¿El ombligo del mundo?

De acuerdo a su discurso en la 77 Asamblea de la ONU, el presidente colombiano Gustavo Petro debe pedirle al Partido Comunista Chino que rebaje a su mínima expresión el CO2 que envía a la atmósfera ese país asiático y que representa el 30% a nivel mundial, siendo el que más contamina.

Además, exigirle al régimen chino la legalización de la cocaína, y así saber cuál es la respuesta de Pekín al mandatario nacional, porque definitivamente, en ocasiones se pretende ser el ombligo del mundo; subrayando que los discursos de los jefes de Estado en la ONU, en la mayoría de los casos se convierten en algo alegórico.
Colombia, de acuerdo a la contaminación ambiental del planeta por gases de efecto invernadero, solamente representa el 0.4% dentro de todas las naciones, sin embargo debe adquirir compromisos con la comunidad internacional, dado que en las últimas dos décadas ha perdido 3.200.000 hectáreas de bosques, principalmente por el cultivo de la coca, de manera que el presidente Petro en su discurso en la ONU tendría que haber hecho alusión a esa situación frente al cambio climático y comprometerse a impulsar durante su gobierno una campaña a gran escala de reforestación para recuperar las hectáreas perdidas, demostrando de manera efectiva el compromiso real ante la crisis ambiental; puesto que la retórica sirve para lograr loas de los admiradores, pero si no hay propuestas ciertas en un escenario tan importante, eso se queda solamente en la anécdota.

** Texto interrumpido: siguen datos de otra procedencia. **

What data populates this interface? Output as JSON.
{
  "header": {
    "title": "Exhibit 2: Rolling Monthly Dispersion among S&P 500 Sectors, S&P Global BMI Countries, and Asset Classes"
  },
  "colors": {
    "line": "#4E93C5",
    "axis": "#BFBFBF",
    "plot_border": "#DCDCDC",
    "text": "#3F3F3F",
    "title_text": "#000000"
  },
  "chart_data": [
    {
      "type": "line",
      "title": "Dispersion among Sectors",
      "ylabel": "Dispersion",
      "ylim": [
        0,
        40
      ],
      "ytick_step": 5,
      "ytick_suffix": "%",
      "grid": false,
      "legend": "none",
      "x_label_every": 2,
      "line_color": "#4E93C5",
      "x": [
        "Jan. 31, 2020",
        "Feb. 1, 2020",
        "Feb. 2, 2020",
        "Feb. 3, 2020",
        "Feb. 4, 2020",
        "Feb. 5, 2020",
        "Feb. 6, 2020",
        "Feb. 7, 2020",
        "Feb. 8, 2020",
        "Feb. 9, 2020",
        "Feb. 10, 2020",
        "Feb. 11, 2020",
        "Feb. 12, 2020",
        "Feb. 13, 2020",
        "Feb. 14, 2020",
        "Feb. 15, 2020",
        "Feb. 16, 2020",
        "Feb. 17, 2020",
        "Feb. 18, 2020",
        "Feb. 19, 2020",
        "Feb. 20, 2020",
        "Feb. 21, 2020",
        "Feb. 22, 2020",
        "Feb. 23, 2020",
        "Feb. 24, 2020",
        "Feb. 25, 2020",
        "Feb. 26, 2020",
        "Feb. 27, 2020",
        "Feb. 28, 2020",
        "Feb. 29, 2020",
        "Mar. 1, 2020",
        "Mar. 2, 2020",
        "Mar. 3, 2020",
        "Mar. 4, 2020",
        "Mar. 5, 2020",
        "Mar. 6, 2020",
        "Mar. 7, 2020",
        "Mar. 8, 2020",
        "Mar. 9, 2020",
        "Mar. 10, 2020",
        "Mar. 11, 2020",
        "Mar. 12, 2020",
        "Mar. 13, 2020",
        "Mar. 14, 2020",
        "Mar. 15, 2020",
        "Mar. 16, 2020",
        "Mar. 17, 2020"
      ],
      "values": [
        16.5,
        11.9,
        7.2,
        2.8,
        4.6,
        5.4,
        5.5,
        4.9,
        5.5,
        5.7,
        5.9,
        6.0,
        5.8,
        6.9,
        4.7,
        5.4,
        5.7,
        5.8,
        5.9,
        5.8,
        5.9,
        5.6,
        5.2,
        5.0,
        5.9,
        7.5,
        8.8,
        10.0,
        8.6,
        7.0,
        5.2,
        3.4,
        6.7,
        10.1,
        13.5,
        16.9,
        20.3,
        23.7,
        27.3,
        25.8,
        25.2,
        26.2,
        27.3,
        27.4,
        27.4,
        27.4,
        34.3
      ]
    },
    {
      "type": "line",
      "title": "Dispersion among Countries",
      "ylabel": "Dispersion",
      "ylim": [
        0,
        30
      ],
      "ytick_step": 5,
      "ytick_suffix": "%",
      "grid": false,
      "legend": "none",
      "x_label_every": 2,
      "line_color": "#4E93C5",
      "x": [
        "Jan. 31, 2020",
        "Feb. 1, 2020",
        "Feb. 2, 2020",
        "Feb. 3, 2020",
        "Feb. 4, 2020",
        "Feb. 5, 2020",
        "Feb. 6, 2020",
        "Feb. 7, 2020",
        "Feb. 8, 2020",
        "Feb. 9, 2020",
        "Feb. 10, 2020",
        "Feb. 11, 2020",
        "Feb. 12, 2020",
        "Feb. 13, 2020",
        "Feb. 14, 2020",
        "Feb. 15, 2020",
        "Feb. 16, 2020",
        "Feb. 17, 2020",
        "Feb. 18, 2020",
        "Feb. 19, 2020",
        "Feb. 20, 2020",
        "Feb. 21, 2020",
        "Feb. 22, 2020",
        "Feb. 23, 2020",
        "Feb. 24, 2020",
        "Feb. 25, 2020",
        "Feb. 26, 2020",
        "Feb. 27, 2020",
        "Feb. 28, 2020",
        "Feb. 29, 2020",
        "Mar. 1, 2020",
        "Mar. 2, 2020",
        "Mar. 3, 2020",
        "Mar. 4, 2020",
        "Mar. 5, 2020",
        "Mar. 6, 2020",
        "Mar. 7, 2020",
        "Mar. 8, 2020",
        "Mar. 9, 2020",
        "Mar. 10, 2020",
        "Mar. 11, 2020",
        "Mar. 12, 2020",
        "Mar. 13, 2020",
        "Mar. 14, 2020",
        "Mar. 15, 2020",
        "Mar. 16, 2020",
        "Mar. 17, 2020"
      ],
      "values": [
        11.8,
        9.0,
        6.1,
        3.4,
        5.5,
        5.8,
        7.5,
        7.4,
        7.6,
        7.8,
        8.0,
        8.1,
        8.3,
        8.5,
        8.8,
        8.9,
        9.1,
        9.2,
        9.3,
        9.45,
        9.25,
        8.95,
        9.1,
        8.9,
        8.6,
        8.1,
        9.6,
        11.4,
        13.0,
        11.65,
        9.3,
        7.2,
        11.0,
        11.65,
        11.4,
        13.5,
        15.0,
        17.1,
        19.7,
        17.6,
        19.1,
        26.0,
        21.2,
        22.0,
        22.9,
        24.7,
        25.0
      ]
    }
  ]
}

Hay un tema de palpitante actualidad que pone en peligro la existencia humana, ahora; como son las amenazas con su arsenal atómico que ha hecho en varias oportunidades el presidente ruso Vladímir Putin desde que comenzó la invasión del Kremlin a Ucrania en febrero pasado, algo que no mencionó el presidente de Colombia en su alocución en la ONU, puesto que la defensa de la especie humana únicamente no es a futuro, sino también en el presente, advirtiendo que la guerra en Ucrania no solamente ha producido más de 13 millones de refugiados en Europa, sino que además el peligro de una crisis económica mundial es latente, en donde las hambrunas se podrán convertir en una situación permanente.
En Colombia, frente al cambio climático se tienen criterios selectivos por parte de los grupos marxistas; por ejemplo, se condena con vehemencia a países del norte desarrollados, pero no se conoce el repudio a las acciones genocidas que han realizado desde hace 36 años las guerrillas comunistas, tal vez porque la ideología supersticiosa del marxismo leninismo le da patente de corso para no ser rechazadas como corresponde, en los casos de las voladuras de los oleoductos y la minería ilegal; habida cuenta que por voladuras de oleoductos se han derramado más de 5 millones de barriles de petróleo.
O sea que la narcoguerrilla en Colombia ha sido enemiga del planeta, se ha visto que arruina los ecosistemas y contamina el agua, la flora y la fauna. Esto sin pasar por alto que las enseñanzas marxistas en contra de la humanidad son “una guía para la acción” y su aplicación práctica también la podemos observar con el crimen ecológico que ha producido el accionar de las bandas armadas comunistas.